The captive cohorts were collected at five time points in the year of 2017: 13th Mar (early autumn), 25th May (late autumn), 17th Aug (late winter), 7th Sep (early spring), and 17th Nov (early summer). In 2018, the early autumn (16th Mar) and early spring (19th Sep) seasons were repeated. The timing of samples was chosen based on the known phenology of B. tryoni in subtropical Australia43,44,47 which covered the end of winter period when population abundance is low just before the start of the spring population increase, the start of the spring increase, periods of high population abundance during summer and early autumn, and then during the late autumn decline. Note, the term “overwintering” in this paper is used for convenience to describe the period of low fly abundance which occurs from mid-autumn through to late winter. However, by doing so, we do not wish to infer that the fly is cold-temperature limited. The site’s mean winter average of 21 °C is well above lower temperature thresholds for B. tryoni and two independent climatic models have each predicted six to eight generations of the fly per year at subtropical site based on day degree accumulation above a 12 °C lower threshold15,16.
Sampling and rearing of wild caught captive flies (W)
Flies from the field were live captured following their attraction to BioTrap (V2 X type) baited with cue-lure (4-(4-acetoxyphenyl)-2-butanone), a commonly used attractant for surveillance and monitoring of male B. tryoni37,44 or freshly cut slices of ripe tomato, Lycopersicon esculentum Mill, to which males also respond71. On each sampling occasion, four cue-lure and four tomato-based traps were hung in fruiting orchards at 8.00 am in the morning and collected five hours later at 1.00 pm. Traps were placed approximately 10 m apart, each located in a separate tree in a fruiting orchard. Traps were rotationally observed by two to three people and attracted flies were hand captured using a 50 ml plastic vial as the flies walked on outside of the trap before entering. Thereafter, flies were immediately transferred to a white mesh cage (32 × 32 × 32 cm) containing water and sugar and kept in a shaded place until returned to the laboratory in an air-conditioned vehicle.
On return to the laboratory, on the same day of collection, flies were transferred to a constant temperature cabinet (TC). The initial TC temperature was set to mirror current maximum field temperatures, and then adjusted (up or down as required) at a rate of 1.0 °C every 8 h until it reached the standard insectary temperature of 26 ± 1 °C. This temperature ramping was done as initial trials showed that this gradual temperature adjustment minimised sudden post-capture mortality. After three days, by which time temperature adjustment was completed, flies were transferred to the insectary and separated into new holding cages as groups of 30 to 40 flies. At this point flies were visually reassessed (first assessment was done at time of capture) to confirm that only B. tryoni were held. The only other local fruit fly species easily confused with B. tryoni is B. neohumeralis (Hardy), and this species is rare at the study site47. Both species can be distinguished morphologically by the colour of humeral calli where B. tryoni has yellow and B. neohumeralis has brown humeral calli respectively72. Any flies that died within three days of collection (i.e. before transfer to the insectary) were excluded from post-capture longevity analysis as their death, while possibly natural, could not be separated from mortality due to handling shock. In the insectary flies were maintained at 26 ± 1 °C, 65 ± 1% RH and supplied with water, sugar and yeast hydrolysate ad libitum. Bactrocera species are dusk breeders73,74 and in an insectary need changing natural lighting conditions to achieve mating. Thus, our insectary (as with most specialist fruit fly insectaries) has large windows and artificial lighting was turned off at 5.00am each day before the onset of dusk and turned on at 7.00 am (approximately 10L:14D cycle with natural dawn and dusk). This means we could not control for the effects of changing day length in our trial.

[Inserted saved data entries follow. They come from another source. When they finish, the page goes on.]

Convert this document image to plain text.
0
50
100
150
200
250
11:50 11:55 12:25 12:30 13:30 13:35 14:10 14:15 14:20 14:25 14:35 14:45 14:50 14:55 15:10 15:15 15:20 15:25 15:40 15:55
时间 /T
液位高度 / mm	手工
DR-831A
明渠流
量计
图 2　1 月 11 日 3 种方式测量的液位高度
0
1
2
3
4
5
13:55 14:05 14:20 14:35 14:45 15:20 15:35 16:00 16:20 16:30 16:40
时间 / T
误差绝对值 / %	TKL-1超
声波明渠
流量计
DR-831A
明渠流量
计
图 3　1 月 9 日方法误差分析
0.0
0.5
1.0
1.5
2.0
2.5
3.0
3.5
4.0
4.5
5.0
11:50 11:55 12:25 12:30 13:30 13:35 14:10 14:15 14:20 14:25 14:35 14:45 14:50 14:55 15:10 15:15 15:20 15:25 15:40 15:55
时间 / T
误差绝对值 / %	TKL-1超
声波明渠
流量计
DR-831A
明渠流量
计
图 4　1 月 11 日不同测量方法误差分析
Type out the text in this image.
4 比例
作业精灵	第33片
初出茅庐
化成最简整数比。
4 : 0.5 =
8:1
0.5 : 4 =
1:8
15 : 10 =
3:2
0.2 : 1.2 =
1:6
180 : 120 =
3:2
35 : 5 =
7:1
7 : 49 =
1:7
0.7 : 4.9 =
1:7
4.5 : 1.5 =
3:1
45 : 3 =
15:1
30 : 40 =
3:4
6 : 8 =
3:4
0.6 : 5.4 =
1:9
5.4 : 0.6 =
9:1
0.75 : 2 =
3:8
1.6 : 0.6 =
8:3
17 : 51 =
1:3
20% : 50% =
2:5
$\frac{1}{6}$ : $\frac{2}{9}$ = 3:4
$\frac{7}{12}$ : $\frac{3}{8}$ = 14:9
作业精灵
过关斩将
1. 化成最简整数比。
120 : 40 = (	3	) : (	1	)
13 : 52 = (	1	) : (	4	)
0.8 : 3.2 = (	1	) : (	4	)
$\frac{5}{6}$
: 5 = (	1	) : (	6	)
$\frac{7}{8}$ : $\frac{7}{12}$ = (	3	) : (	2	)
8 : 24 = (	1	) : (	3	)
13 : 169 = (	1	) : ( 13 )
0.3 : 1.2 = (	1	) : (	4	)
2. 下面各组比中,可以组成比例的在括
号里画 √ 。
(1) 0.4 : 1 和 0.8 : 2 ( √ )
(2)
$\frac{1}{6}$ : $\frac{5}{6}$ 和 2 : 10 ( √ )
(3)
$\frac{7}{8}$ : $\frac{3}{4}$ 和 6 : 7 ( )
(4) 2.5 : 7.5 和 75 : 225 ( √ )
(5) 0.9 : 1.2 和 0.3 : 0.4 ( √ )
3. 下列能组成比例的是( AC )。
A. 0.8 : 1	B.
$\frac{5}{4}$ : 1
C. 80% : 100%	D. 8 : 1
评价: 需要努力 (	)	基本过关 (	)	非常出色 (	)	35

Because of methodological constraints, it was impossible to collect female flies and all the captive cohorts consist of male flies only. Once sexually mature, males B. tryoni response to cue-lure and tomato was constant until 12 weeks75 and 15 weeks71 respectively. Therefore, with respect to the experimental need to sample from the field to an unbiased age estimate70, our sampling will not recover sexually immature males (sexual maturation occurs at approximately 10 days of age in B. tryoni76), and so the presence of very young flies will be under-estimated in our study. However, between 10 and (at least) 105 days of age, we believe the males were sampled without age bias.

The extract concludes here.